This article is intended to describe some of the terms used when Urchin processing completes under error conditions and give some insight on how to recover using the sanitizer utility.
Hard close, soft close, stop button
When an error condition occurs during processing, Urchin will
attempt to properly close the Urchin database for the currently
running Profile. The first attempt is called a 'soft close',
which properly flushes all of the buffers, and updates headers
and indexes so that data is complete. As of Urchin 4.1, the
soft close will update the log tracking as well, so that
processing
can continue where it left off. A successful 'soft close',
indicated
by the word 'done' results in a stable and clean database.
If the soft close fails or an unrecoverable error occurs, Urchin will 'hard close' the database which flushes the io buffers, but does not complete any writing being done by the Urchin process. When a hard close occurs, the database is left in an unknown state and should be run through the sanitizer for checks.
Clicking the available Stop Button will cause a soft close on UNIX and the process to be killed on Windows. When the process is killed directly via the Stop Button on Windows platforms, Urchin exits immediately, and the database is left in an unknown state similar to the hard close. Killing the process on UNIX from a command line is effectively a hard close.
Using the udb-sanitizer utility
The udb-sanitizer utility, located in the 'util' folder
within the
Urchin installation, can perform five recovery functions in
addition
to checking the integrity of the data. Access the
udb-sanitizer with
a Command Prompt or other command tool. Change directories
into the
'util' folder within Urchin and run:
udb-sanitizer -p (profile) [-d YYYYMM]where (profile) is the name of the profile you wish to examine, and YYYYMM is the year/month of the data you wish to examine. If the date is not provided, all data will be examined for the profile.
The sanitizer will output the results of the initial checks including the state of the header and data records. Please note that if all the checks pass with an 'ok', that there could still be problems with the indexes. It is recommended to rebuild the indexes (after fixing other issues) any time a hard close occurs.
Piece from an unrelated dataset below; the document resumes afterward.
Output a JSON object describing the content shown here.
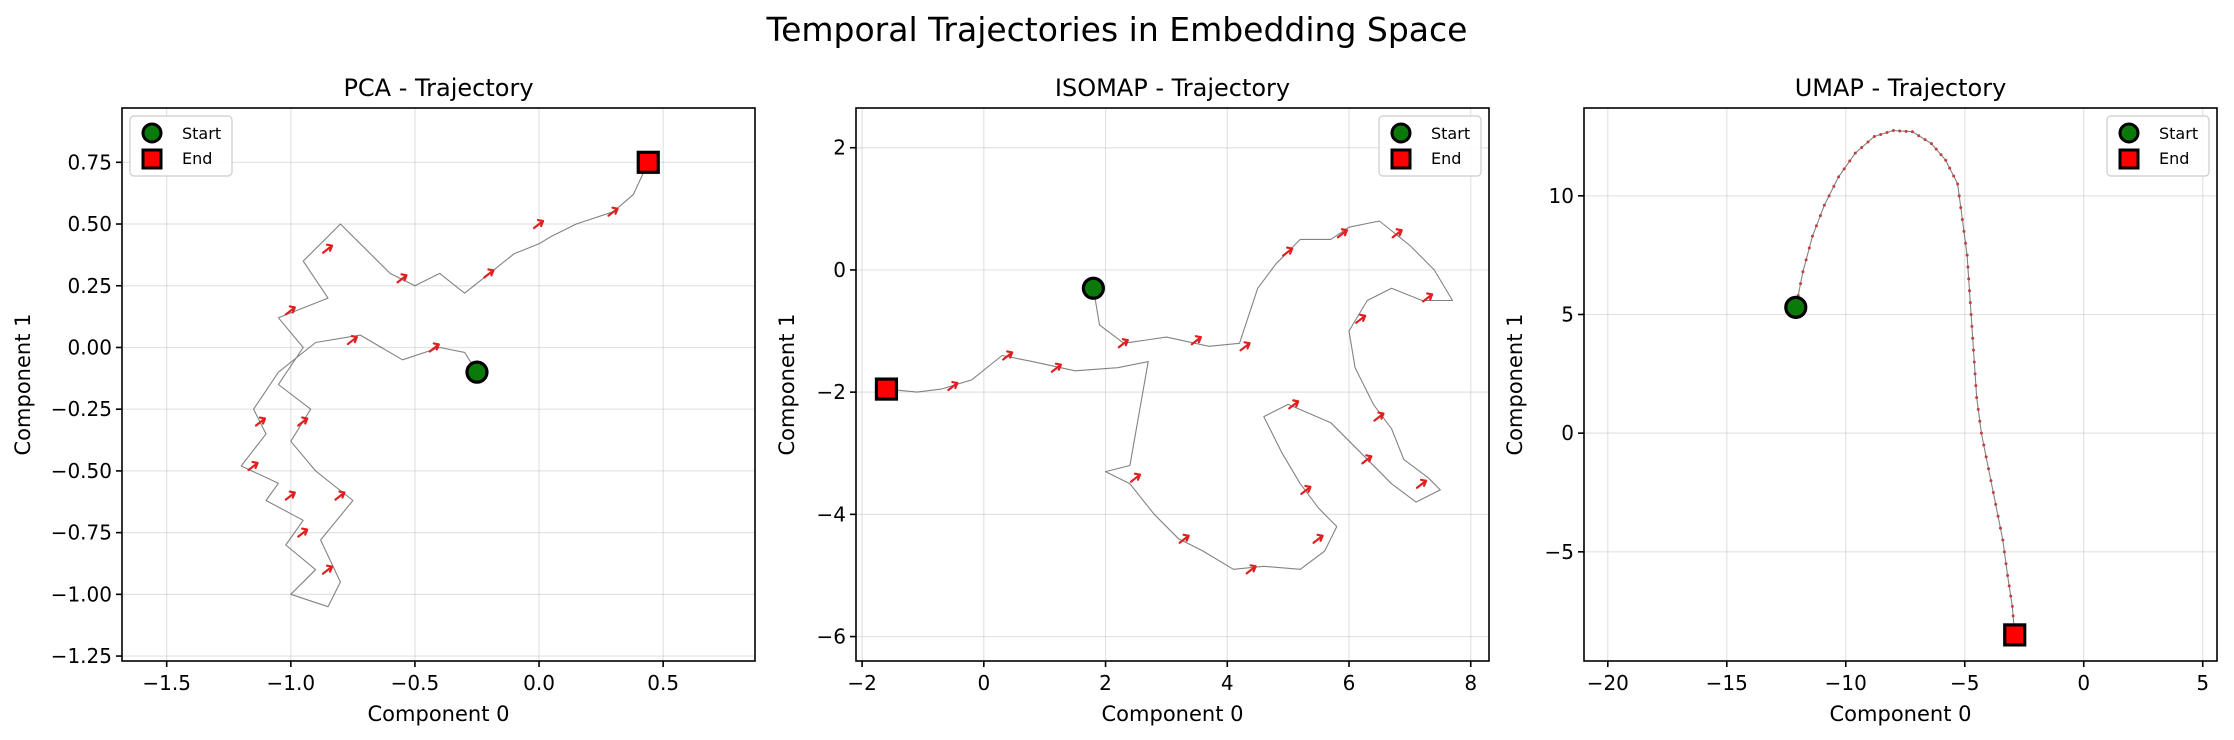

The sanitizer will provide you with five options:
- Rollback data to state before last run
- Delete this month entirely
- Rebuild header to match data
- Rebuild indexes
- Zero out one day
The second and fifth options allow you to delete data. Using either of these options will most likely require you to temporarily turn off log tracking while reprocessing these date ranges. The log tracking information does not get deleted, and Urchin will think that it has already processed this data unless this is disabled.
The rebuild header option should be used if the Header check fails, and you do not wish to roll back to a previous state. This will align the Header with the actual data records in the database.
The rebuild index option can be run to rebuild the database indexes. If any index errors occur, it is recommended to run this option.